#NSFStories: Fighting fires with supercomputers

By Vincent Tedjasaputra, PhD

Los Angeles Fire Department Capt. Tim Werle cranked the temperature up to 110 degrees Fahrenheit, tuned the Santa Ana winds to swirl hard from the northeast, and dropped the humidity down to a bone-dry 5%. He carefully picked his target, a mostly uninhabited grasslands preserve just outside San Diego.

Tim Werle
LAFD Capt. Tim Werle at Fire Station 85 in Harbor City, California. Photo Credit: Tim Werle

With a click of his laptop's mouse, he dropped a match into conditions perfect for a disaster. His eyes widened as the brushfire burst angrily across 1,500 acres in just two hours. Looking across the WIFIRE Firemap, a satellite image map overlaid with terrain and access roads, Werle could instantly strategize exactly where to send his crew to get ahead of this fast-moving, simulated blaze, to practice for the real thing.  

The WIFIRE Firemap is a real-time interface that simulates and projects how quickly a real wildfire might spread and can even make projections on how many structures or people might be affected. It currently shows the location and status of every active wildfire in the US, and such advanced computer-based tools are now just as essential as a firehose in the current era of fighting wildfires.

Training test session
At a training test session, Capt. Brian Wall reviews the downlinking capability of command vehicles and capability of field commanders to see live modeling.

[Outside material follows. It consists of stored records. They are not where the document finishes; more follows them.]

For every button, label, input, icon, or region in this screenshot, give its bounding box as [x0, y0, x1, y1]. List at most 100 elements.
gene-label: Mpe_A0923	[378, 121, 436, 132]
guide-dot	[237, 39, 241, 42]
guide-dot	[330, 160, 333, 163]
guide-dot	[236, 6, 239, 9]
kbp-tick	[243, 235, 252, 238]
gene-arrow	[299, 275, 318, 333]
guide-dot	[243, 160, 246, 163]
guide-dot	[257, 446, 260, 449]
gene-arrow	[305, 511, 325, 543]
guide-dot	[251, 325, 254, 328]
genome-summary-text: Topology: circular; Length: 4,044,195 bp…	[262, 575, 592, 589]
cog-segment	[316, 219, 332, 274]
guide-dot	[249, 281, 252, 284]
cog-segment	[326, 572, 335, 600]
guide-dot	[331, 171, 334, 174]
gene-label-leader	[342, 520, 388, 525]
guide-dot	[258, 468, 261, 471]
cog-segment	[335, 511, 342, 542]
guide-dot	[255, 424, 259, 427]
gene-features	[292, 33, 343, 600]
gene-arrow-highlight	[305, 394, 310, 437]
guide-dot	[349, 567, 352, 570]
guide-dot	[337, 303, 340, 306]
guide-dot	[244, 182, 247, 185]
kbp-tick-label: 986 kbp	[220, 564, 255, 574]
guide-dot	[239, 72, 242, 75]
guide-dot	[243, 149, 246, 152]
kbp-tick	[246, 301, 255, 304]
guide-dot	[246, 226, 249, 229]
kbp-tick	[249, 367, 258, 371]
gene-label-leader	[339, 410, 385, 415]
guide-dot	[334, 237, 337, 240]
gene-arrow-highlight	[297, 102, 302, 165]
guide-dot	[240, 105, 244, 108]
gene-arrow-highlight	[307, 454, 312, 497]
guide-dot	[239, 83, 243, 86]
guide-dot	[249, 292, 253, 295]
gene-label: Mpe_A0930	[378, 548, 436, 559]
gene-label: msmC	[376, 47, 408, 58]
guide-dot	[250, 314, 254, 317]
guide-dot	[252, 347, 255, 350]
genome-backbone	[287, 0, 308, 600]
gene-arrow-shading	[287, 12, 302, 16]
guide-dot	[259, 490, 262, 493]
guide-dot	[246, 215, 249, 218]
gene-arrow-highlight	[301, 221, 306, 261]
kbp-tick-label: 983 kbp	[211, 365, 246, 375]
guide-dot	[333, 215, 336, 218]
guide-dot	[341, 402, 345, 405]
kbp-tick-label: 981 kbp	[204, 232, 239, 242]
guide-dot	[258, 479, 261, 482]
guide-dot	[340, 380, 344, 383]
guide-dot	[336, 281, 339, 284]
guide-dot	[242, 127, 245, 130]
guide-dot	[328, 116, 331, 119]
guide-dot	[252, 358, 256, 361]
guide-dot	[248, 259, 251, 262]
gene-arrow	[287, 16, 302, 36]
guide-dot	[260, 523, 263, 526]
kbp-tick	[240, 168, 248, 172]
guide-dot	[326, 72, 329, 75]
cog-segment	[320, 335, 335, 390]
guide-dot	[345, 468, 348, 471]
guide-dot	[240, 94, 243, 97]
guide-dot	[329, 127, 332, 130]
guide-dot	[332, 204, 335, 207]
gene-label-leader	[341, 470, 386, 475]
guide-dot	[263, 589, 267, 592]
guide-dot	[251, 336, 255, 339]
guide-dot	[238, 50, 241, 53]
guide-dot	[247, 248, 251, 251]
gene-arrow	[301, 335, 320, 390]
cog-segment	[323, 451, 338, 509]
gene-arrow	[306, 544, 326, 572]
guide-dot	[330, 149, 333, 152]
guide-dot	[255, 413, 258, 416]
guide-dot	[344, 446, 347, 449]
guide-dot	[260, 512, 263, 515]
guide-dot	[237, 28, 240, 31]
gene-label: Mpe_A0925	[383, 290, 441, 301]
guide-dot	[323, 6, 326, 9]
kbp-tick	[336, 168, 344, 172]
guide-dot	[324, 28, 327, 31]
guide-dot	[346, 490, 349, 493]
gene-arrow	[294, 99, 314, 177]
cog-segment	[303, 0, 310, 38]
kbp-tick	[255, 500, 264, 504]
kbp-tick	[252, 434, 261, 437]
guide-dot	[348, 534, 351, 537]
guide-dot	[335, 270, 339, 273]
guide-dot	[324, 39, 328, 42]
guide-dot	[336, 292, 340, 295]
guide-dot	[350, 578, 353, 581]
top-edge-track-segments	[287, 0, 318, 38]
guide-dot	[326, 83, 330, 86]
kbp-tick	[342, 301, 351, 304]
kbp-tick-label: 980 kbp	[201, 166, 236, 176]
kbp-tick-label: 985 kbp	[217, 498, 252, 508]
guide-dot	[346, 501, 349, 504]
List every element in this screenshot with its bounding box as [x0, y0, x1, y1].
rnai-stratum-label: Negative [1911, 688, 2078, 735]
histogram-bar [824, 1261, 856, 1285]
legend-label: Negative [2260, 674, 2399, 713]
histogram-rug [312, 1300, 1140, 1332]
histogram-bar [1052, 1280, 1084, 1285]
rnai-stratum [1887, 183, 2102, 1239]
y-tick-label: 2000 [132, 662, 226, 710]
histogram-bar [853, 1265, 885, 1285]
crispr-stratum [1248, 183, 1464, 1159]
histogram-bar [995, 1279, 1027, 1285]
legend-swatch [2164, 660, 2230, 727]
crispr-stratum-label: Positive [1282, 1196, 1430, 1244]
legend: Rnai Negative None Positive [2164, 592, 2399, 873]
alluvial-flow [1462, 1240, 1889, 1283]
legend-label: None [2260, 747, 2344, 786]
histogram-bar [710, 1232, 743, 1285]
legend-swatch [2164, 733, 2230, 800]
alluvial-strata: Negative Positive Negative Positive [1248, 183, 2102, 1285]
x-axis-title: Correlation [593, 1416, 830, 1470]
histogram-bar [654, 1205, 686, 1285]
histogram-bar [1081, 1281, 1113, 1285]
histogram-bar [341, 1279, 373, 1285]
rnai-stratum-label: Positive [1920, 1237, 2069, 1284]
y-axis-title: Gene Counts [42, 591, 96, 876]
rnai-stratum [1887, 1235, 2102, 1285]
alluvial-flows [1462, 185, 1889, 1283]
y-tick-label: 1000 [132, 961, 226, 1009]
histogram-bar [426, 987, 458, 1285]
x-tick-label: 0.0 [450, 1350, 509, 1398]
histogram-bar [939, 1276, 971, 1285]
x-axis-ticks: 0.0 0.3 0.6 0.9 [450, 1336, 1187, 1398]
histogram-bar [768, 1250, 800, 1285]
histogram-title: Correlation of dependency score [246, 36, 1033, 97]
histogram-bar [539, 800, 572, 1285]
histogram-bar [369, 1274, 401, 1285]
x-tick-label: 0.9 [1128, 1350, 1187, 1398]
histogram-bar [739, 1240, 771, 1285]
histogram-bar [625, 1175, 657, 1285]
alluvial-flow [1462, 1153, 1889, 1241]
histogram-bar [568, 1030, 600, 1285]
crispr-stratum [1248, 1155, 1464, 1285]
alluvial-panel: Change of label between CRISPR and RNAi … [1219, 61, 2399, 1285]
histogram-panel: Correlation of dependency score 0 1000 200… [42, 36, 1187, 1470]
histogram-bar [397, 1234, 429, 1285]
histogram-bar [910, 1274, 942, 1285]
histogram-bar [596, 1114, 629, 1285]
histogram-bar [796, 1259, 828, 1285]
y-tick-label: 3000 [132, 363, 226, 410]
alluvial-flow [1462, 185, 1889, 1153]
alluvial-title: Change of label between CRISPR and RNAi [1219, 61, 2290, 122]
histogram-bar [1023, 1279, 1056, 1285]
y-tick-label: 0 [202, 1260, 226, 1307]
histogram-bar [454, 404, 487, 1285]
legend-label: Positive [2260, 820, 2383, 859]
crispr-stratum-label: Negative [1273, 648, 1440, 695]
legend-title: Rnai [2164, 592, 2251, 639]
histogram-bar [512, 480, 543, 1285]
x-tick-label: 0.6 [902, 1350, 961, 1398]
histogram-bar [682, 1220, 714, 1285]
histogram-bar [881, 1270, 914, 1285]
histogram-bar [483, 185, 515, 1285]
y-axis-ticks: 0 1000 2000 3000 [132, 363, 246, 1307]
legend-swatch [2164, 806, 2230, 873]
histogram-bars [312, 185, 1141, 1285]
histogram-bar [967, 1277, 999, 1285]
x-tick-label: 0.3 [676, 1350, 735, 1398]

When a fire is reported, emergency dispatchers input live data into WIFIRE, such as location, temperature, and wind speed and direction. This technology gathers all of the information in one place, and enables firefighters such as Werle to better target the deployment of fire trucks, planes or digging crews. From the resulting data, dispatchers relay the information within minutes to teams on the ground and in the air. In a firefight, every second matters, and quick response saves lives and homes.   

The ‘crystal-ball’ capability of WIFIRE to crunch all the relevant information in real time is far from magic. This technology, funded by the U.S. National Science Foundation, is made possible by a cyber-infrastructure that connects real-time weather information, infrared images from fire planes, satellite maps of terrain and brush, and other data to predict what a seemingly fickle wildfire might do next. If you think that’s smart, WIFIRE also learns from past inaccuracies and quickly evolves its ability to predict fires with each bit of new data in real time.  

Using WIFIRE to predict the path of an active wildfire
Battalion Chief Thomas Gikas (left) and Capt. Timothy Werle (right) using the WIFIRE Firemap to predict the path of an active wildfire. Photo Credit: Ilkay Altintas

The deployment of WIFIRE is an incredible confluence of technology, science and old-school firefighter experience, says Werle. The WIFIRE team is led by Ilkay Altintas, an NSF-funded computer scientist at the University of California, San Diego, who uses her expertise in workflow to connect data science with fire science in collaboration with the San Diego Supercomputer Center. Altintas says that the nuts and bolts of the technology behind WIFIRE is the interconnectedness of the inputs. In fact, another NSF-funded project, HPWREN, was the tinder for WIFIRE. It provided inputs for predicting and spotting fires by connecting the existing network of cameras and weather stations scattered throughout San Diego County.  

Altintas says this technology would not be possible without funding from the National Science Foundation. Her team’s work is more relevant than ever as devastating wildfires are occurring more frequently and more intensely because of drastic changes to the climate, and more homes are being built near wooded or grassy areas away from cities.

The WIFIRE research team at UC San Diego
Ilkay Altintas and her WIFIRE research team at UC San Diego. Photo Credit: Altintas Lab, UCSD

Together with local firefighters, the WIFIRE project combines modern technology with years of firefighting know-how to shape the future of emergency wildfire response.  

About the Author

A man in a suit and tie and glasses is smiling
Vincent Tedjasaputra, PhD
AAAS Science and Technology Policy Fellow

Vincent Tedjasaputra, PhD is an AAAS Science and Technology Policy Fellow at NSF in the Office of the Director, Office of Legislative and Public Affairs. He is a science communicator and public speaking coach. Prior to coming to NSF, Dr. Tedjasaputra studied healthy aging of the lung in his Postdoctoral Fellowship at the University of California, San Diego School of Medicine. He is a former collegiate track athlete-turned exercise physiologist, earning his Ph.D. in Physical Education and Recreation at the University of Alberta, in Edmonton, Canada, where he studied the pulmonary vascular response to exercise in health and chronic obstructive pulmonary disease (COPD). Outside of science, Vince is a professional vocalist, having sung the Canadian national anthem for collegiate and professional sporting events and performs classically as a lyrical baritone internationally.